As I said, I can live with The Ronnie Show for six months, as long as she leaves on schedule. I don't think her return will mean she'll leave with Jack. Scott Maslen is due to leave the screen in late autumn, Steve John Shepherd afterward; thus, I think EastEnders' Christmas 2013, will be entirely Moon-centric. Could there be something in a Ronnie-Michael connection? The meeting of two great psychopaths? Who knows?

Mute Banana, a contributor to Walford Web Bully Emporium and Kindergarten, is a long-time viewer with whom I rarely agree regarding his misogynistic interpretation of EastEnders, but he raises an interesting point: perhaps Ronnie is returning to facilitate Roxy's departure?

Now this is interesting. Newman would, naturally, keep any inkling of Rita Simons' leaving a secret, but I can see a dumped Roxy, secretly pregnant with Alfie's child, skulking away from Walford with her control-freak sister back to the safe haven of Ibiza, where she'll deliver a child Ronnie can control. It also leaves a door open for Roxy to return and cause problems in the future for Alfie and Kat.

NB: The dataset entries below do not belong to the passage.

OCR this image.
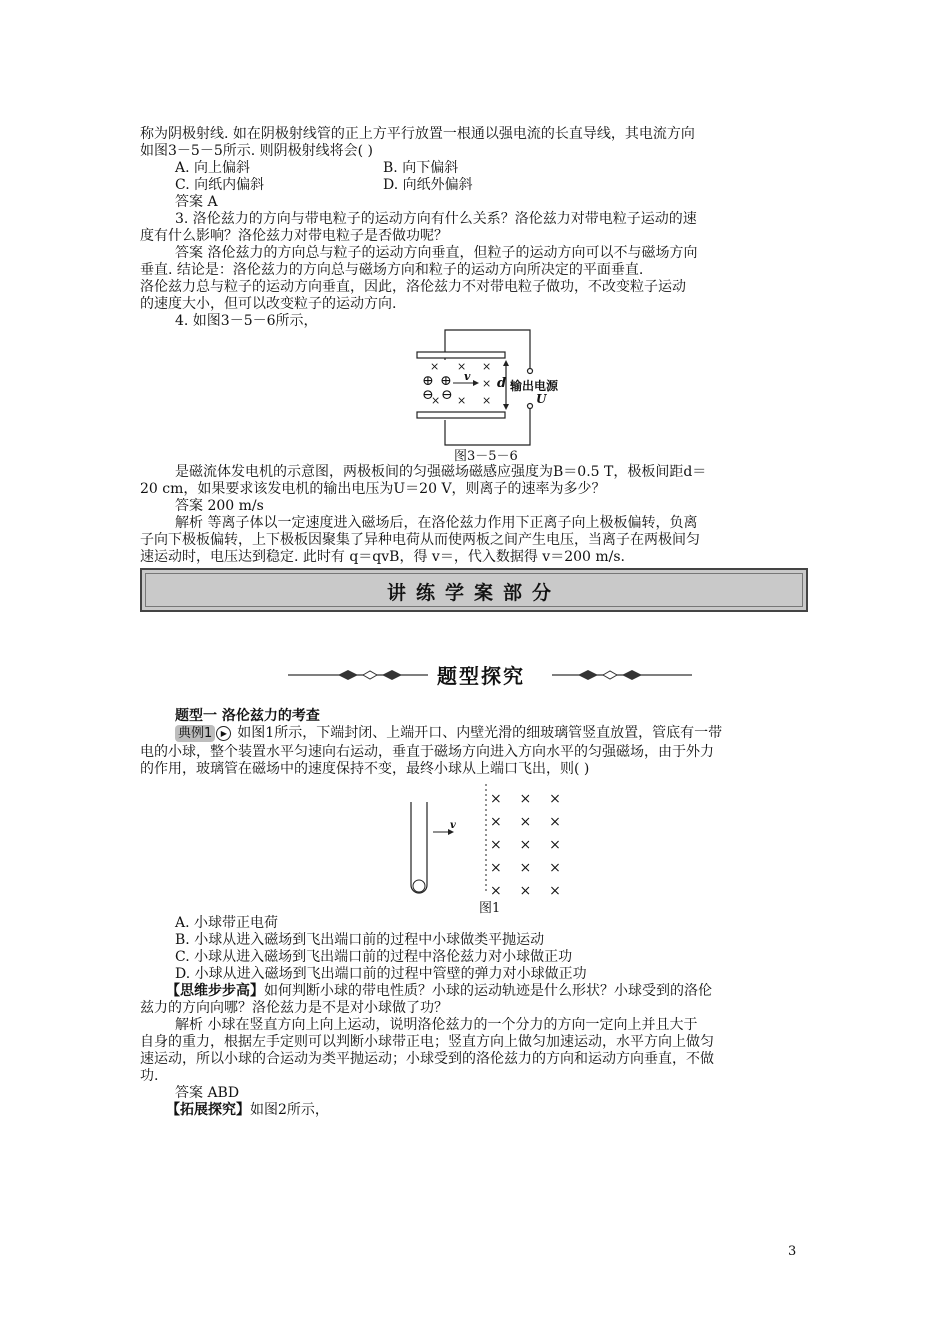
称为阴极射线. 如在阴极射线管的正上方平行放置一根通以强电流的长直导线，其电流方向

如图3－5－5所示. 则阴极射线将会( )

A. 向上偏斜	B. 向下偏斜

C. 向纸内偏斜	D. 向纸外偏斜

答案 A

3. 洛伦兹力的方向与带电粒子的运动方向有什么关系？洛伦兹力对带电粒子运动的速

度有什么影响？洛伦兹力对带电粒子是否做功呢？

答案 洛伦兹力的方向总与粒子的运动方向垂直，但粒子的运动方向可以不与磁场方向

垂直. 结论是：洛伦兹力的方向总与磁场方向和粒子的运动方向所决定的平面垂直.

洛伦兹力总与粒子的运动方向垂直，因此，洛伦兹力不对带电粒子做功，不改变粒子运动

的速度大小，但可以改变粒子的运动方向.

4. 如图3－5－6所示，

× × ×
⊕ ⊕ v
× d 输出电源
⊖
× ⊖ × ×	U
图3－5－6

是磁流体发电机的示意图，两极板间的匀强磁场磁感应强度为B＝0.5 T，极板间距d＝

20 cm，如果要求该发电机的输出电压为U＝20 V，则离子的速率为多少？

答案 200 m/s

解析 等离子体以一定速度进入磁场后，在洛伦兹力作用下正离子向上极板偏转，负离

子向下极板偏转，上下极板因聚集了异种电荷从而使两板之间产生电压，当离子在两极间匀

速运动时，电压达到稳定. 此时有 q＝qvB，得 v＝，代入数据得 v＝200 m/s.

讲练学案部分
题型探究

题型一 洛伦兹力的考查

典例1 ▶ 如图1所示，下端封闭、上端开口、内壁光滑的细玻璃管竖直放置，管底有一带

电的小球，整个装置水平匀速向右运动，垂直于磁场方向进入方向水平的匀强磁场，由于外力

的作用，玻璃管在磁场中的速度保持不变，最终小球从上端口飞出，则( )

v
× × ×
× × ×
× × ×
× × ×
× × ×
图1

A. 小球带正电荷

B. 小球从进入磁场到飞出端口前的过程中小球做类平抛运动

C. 小球从进入磁场到飞出端口前的过程中洛伦兹力对小球做正功

D. 小球从进入磁场到飞出端口前的过程中管壁的弹力对小球做正功

【思维步步高】如何判断小球的带电性质？小球的运动轨迹是什么形状？小球受到的洛伦

兹力的方向向哪？洛伦兹力是不是对小球做了功？

解析 小球在竖直方向上向上运动，说明洛伦兹力的一个分力的方向一定向上并且大于

自身的重力，根据左手定则可以判断小球带正电；竖直方向上做匀加速运动，水平方向上做匀

速运动，所以小球的合运动为类平抛运动；小球受到的洛伦兹力的方向和运动方向垂直，不做

功.

答案 ABD

【拓展探究】如图2所示，

3
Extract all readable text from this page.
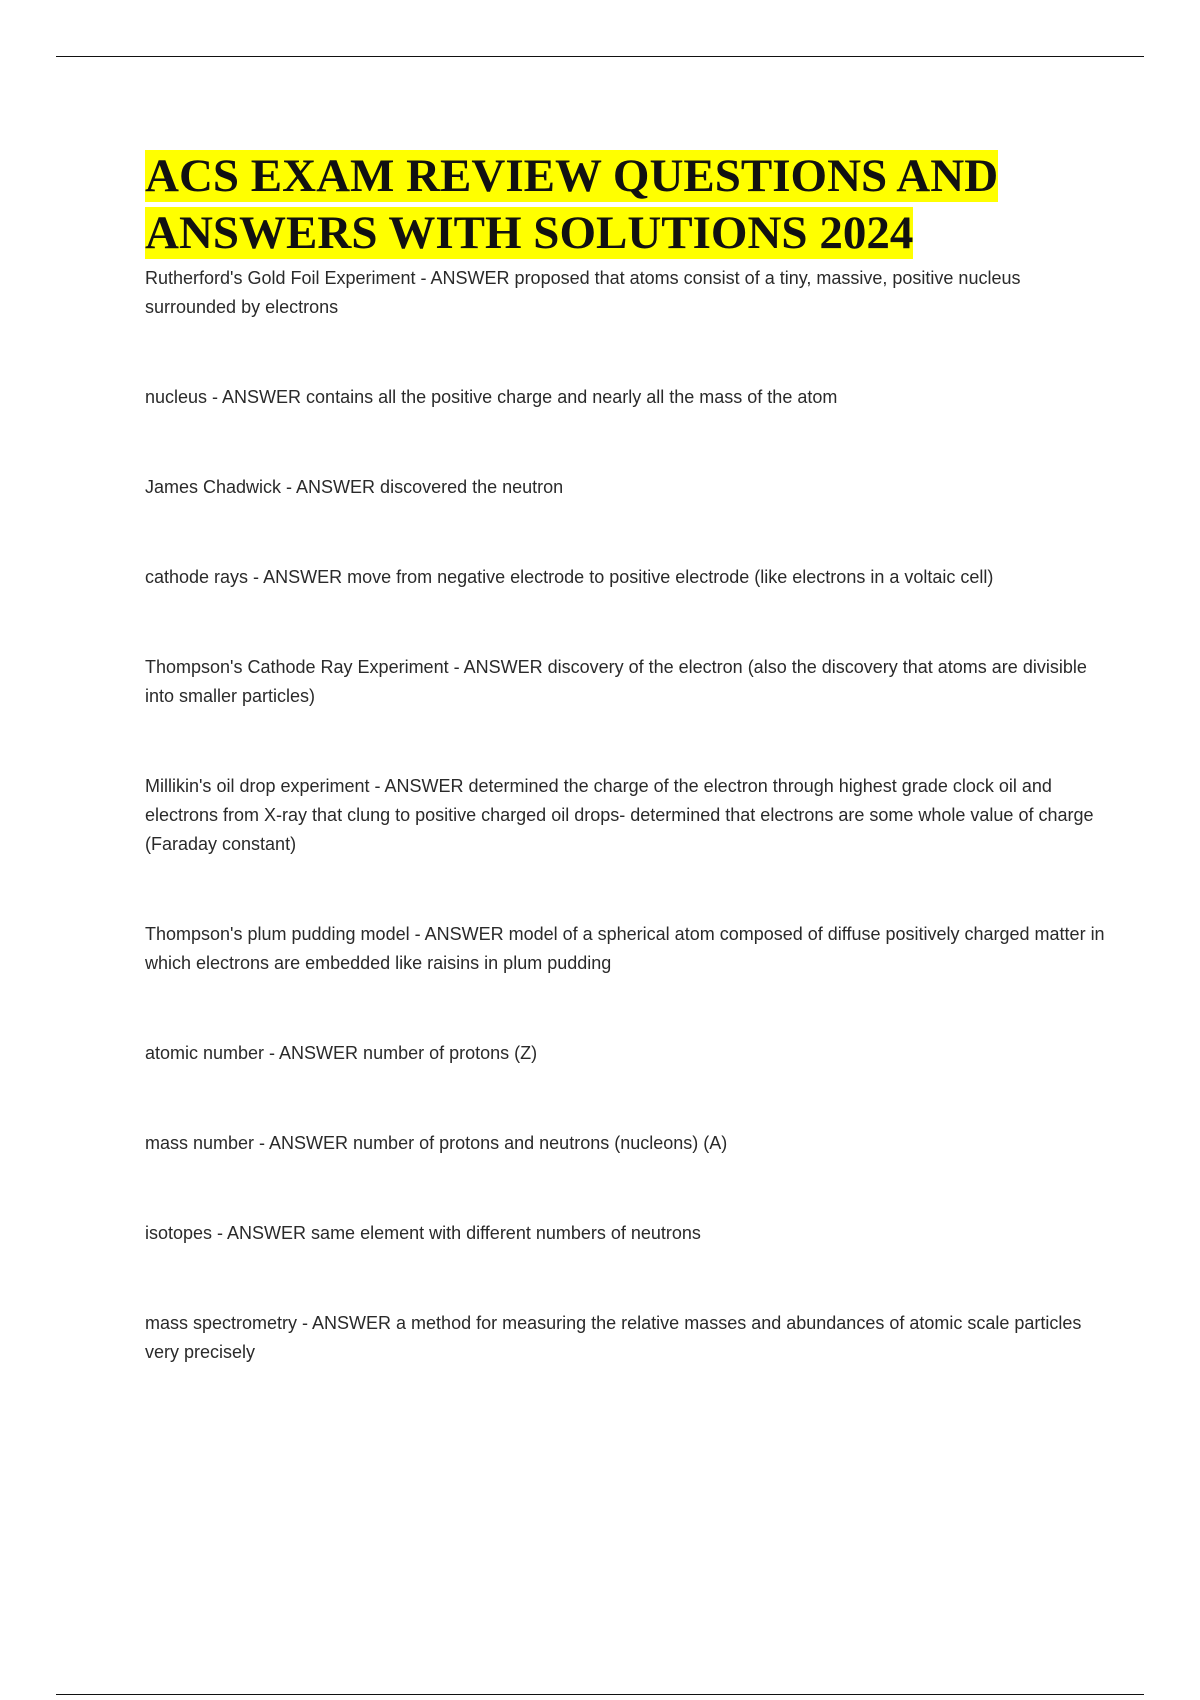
ACS EXAM REVIEW QUESTIONS AND
ANSWERS WITH SOLUTIONS 2024
Rutherford's Gold Foil Experiment - ANSWER proposed that atoms consist of a tiny, massive, positive nucleus surrounded by electrons
nucleus - ANSWER contains all the positive charge and nearly all the mass of the atom
James Chadwick - ANSWER discovered the neutron
cathode rays - ANSWER move from negative electrode to positive electrode (like electrons in a voltaic cell)
Thompson's Cathode Ray Experiment - ANSWER discovery of the electron (also the discovery that atoms are divisible into smaller particles)
Millikin's oil drop experiment - ANSWER determined the charge of the electron through highest grade clock oil and electrons from X-ray that clung to positive charged oil drops- determined that electrons are some whole value of charge (Faraday constant)
Thompson's plum pudding model - ANSWER model of a spherical atom composed of diffuse positively charged matter in which electrons are embedded like raisins in plum pudding
atomic number - ANSWER number of protons (Z)
mass number - ANSWER number of protons and neutrons (nucleons) (A)
isotopes - ANSWER same element with different numbers of neutrons
mass spectrometry - ANSWER a method for measuring the relative masses and abundances of atomic scale particles very precisely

Finally, whilst on the one hand I'm surprised at Womack returning so soon (I expect a hefty pay packet will come in nicely for the school fees), I'm not, in hindsight, on the other hand. Bryan Kirkwood and Lorraine Newman oversaw the return of Kat and Sharon. A writing room, the majority of whom were totally unfamiliar with these characters, have fucked their characterisations up, almost beyond redemption. Two much-loved female characters are now hated and derided. Bianca, a heart-rendering little cockney sparrow with drive and a business sense, under the past two regimes has been rendered a retard.

But Ronnie was a post-2006 character, and most of the hacks in the writing room know her well. In what will seem on the surface to be a brilliant coup by the beleagured and pedestrian Lorraine Newman, is really familiarity breeding contempt.

I wish Womack well in her latest six-month stint on the show, but I hope she doesn't stay a minute longer than she's contracted. I hope she gives Ronnie closure, and I hope she doesn't return.